Menurut Dwi, kegiatan itu dilaksanakan dengan pola pikir yang ramah gender dan memberi akses ekonomi pada perempuan. Ia mencontohkan, biasanya, ketika ada krisis, lembaga pemerintah membuat program padat karya dalam bidang pembangunan atau perbaikan infrastruktur. Para pekerja di desa diberikan pekerjaan tersebut, lalu mereka diberikan kompensasi atas pekerjaan yang mereka lakukan tadi (cash for work). Sering kali intervensi cash for work difokuskan pada pengembangan infrastruktur, ujar Dwi. Akhirnya, UN Women pun berusaha memaksimalkan keterlibatan perempuan dengan strategi khusus.
“Kami juga berusaha membuat prototype. Kami ubah, karena vulnerable group-nya adalah perempuan, kami beri keterampilan pada perempuan pekerja garmen. Mereka pekerja, tapi belum bisa memproduksi garmen untuk dijual sendiri, mengubahnya jadi pakaian, dan sebagainya, akhirnya, mereka diajari membuat masker dan berjejaring untuk memasarkan masker tersebut.”
“Mereka diberikan bantuan alat, yaitu mesin jahit. Jadi, ada kelompok penjahitnya, ada kelompok marketer-nya. Mereka juga diberikan pelatihan wirausaha agar dapat berkembang, baik selama pandemi maupun setelahnya.”
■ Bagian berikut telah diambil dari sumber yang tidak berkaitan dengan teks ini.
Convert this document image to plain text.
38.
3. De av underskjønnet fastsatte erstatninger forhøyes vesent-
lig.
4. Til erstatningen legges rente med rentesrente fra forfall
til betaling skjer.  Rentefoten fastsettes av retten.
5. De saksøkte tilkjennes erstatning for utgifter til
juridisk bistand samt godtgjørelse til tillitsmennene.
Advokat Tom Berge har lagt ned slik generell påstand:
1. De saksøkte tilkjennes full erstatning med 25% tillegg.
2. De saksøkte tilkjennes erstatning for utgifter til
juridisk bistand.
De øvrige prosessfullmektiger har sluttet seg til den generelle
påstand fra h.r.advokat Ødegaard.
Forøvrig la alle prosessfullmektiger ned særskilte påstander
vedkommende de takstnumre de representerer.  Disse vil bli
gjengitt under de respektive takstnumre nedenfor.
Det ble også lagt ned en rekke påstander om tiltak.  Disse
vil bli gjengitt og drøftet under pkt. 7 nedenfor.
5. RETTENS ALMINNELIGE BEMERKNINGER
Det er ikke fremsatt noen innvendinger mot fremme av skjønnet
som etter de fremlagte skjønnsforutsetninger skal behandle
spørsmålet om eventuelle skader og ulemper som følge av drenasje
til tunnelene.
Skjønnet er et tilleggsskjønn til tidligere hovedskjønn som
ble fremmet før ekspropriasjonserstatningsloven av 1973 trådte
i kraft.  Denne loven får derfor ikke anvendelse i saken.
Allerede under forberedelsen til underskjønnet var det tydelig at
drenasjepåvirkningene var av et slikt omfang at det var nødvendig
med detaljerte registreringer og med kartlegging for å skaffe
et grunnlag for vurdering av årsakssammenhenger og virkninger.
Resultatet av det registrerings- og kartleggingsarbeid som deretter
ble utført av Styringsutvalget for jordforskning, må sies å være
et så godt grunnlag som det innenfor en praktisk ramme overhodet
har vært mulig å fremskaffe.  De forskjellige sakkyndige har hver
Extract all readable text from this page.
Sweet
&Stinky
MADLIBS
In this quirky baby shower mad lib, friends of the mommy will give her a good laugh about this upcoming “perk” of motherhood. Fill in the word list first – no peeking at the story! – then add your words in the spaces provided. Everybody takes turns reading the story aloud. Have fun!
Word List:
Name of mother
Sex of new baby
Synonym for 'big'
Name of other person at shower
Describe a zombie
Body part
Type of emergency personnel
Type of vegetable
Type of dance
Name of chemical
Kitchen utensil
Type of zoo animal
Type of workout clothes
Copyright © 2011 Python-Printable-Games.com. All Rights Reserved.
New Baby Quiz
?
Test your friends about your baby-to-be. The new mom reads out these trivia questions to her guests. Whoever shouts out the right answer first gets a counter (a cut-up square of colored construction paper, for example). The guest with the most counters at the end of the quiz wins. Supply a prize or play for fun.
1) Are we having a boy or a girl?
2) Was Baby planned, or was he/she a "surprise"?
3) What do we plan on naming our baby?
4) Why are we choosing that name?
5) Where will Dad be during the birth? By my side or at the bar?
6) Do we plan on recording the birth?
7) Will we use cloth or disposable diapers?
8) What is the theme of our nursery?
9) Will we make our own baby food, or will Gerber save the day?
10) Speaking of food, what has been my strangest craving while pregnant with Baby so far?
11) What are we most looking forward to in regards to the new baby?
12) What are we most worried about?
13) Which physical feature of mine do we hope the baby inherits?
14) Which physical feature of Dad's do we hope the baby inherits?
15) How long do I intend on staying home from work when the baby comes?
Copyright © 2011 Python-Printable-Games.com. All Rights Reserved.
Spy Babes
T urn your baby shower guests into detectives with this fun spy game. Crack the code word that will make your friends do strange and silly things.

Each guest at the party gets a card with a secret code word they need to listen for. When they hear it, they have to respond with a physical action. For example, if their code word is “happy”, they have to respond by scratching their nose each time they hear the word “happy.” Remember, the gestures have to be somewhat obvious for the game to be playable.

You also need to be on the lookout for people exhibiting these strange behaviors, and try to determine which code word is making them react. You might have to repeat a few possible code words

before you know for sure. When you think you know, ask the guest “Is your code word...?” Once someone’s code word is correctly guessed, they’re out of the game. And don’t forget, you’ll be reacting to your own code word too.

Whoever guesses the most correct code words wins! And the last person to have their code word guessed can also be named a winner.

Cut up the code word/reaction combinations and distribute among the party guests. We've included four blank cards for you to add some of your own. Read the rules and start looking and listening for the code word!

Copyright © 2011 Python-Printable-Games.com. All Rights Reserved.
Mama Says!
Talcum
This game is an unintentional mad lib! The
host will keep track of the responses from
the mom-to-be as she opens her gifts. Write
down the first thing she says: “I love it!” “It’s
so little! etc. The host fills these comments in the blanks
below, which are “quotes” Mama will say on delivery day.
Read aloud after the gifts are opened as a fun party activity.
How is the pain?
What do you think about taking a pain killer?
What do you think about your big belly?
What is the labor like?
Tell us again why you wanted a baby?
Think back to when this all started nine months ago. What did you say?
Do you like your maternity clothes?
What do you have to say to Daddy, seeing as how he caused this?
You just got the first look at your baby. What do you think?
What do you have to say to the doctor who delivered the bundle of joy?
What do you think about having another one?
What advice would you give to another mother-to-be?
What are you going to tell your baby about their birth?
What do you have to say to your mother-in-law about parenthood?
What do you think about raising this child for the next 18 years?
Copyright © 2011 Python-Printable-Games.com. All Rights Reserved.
UN Women juga menyasar perempuan dari kelompok pekerja migran lewat program ini karena mereka rentan mengalami PHK dan kekerasan. Menurut Dwi, selain pemberian bantuan, hal itu juga dilakukan dengan mensosialisasikan protokol kesehatan agar ketika bekerja mereka tetap aman dari paparan virus.
Baca juga: Untung Rugi Perempuan di Tengah Pandemi COVID-19
Meski begitu, Dwi juga menggarisbawahi perlunya pemerintah memperhatikan program dan pemberian cash for work untuk keluarga-keluarga di Indonesia. Karena perempuan dianggap sebagai pengambil keputusan utama dalam konsumsi dan urusan rumah tangga lainnya, biasanya bantuan diberikan kepada perempuan. Tapi, hal itu tak sekaligus menyelesaikan dinamika rumah tangganya.
“Karena perempuan punya uang, laki-lakinya sedang tidak bekerja dan tidak ada pemasukan, akhirnya terjadi krisis hubungan. Sejak awal tidak setara, sekarang perempuan berdaya, laki-laki jadi berusaha merebut resource itu.”
“Kami juga membuat training kesetaraan gender untuk suami dan istri. Output-nya juga bukan hanya dari sisi angka, tapi perhatian besar diberikan pada pembelajarannya, karena melibatkan laki-laki itu penting,” tambah Dwi.
Untuk mensosialisasikan program ini kepada kelompok yang luas, UN Women juga bekerjasama dengan berbagai mitra lembaga sosial masyarakat untuk mengembangkan kampanye ini lewat saluran komunikasi kreatif, seperti buku kumpulan cerita dari proyek ini, mixed media art, serta video yang mengilustrasikan tantangan dan solusi dalam merespons berbagai isu perempuan pada masa pandemi.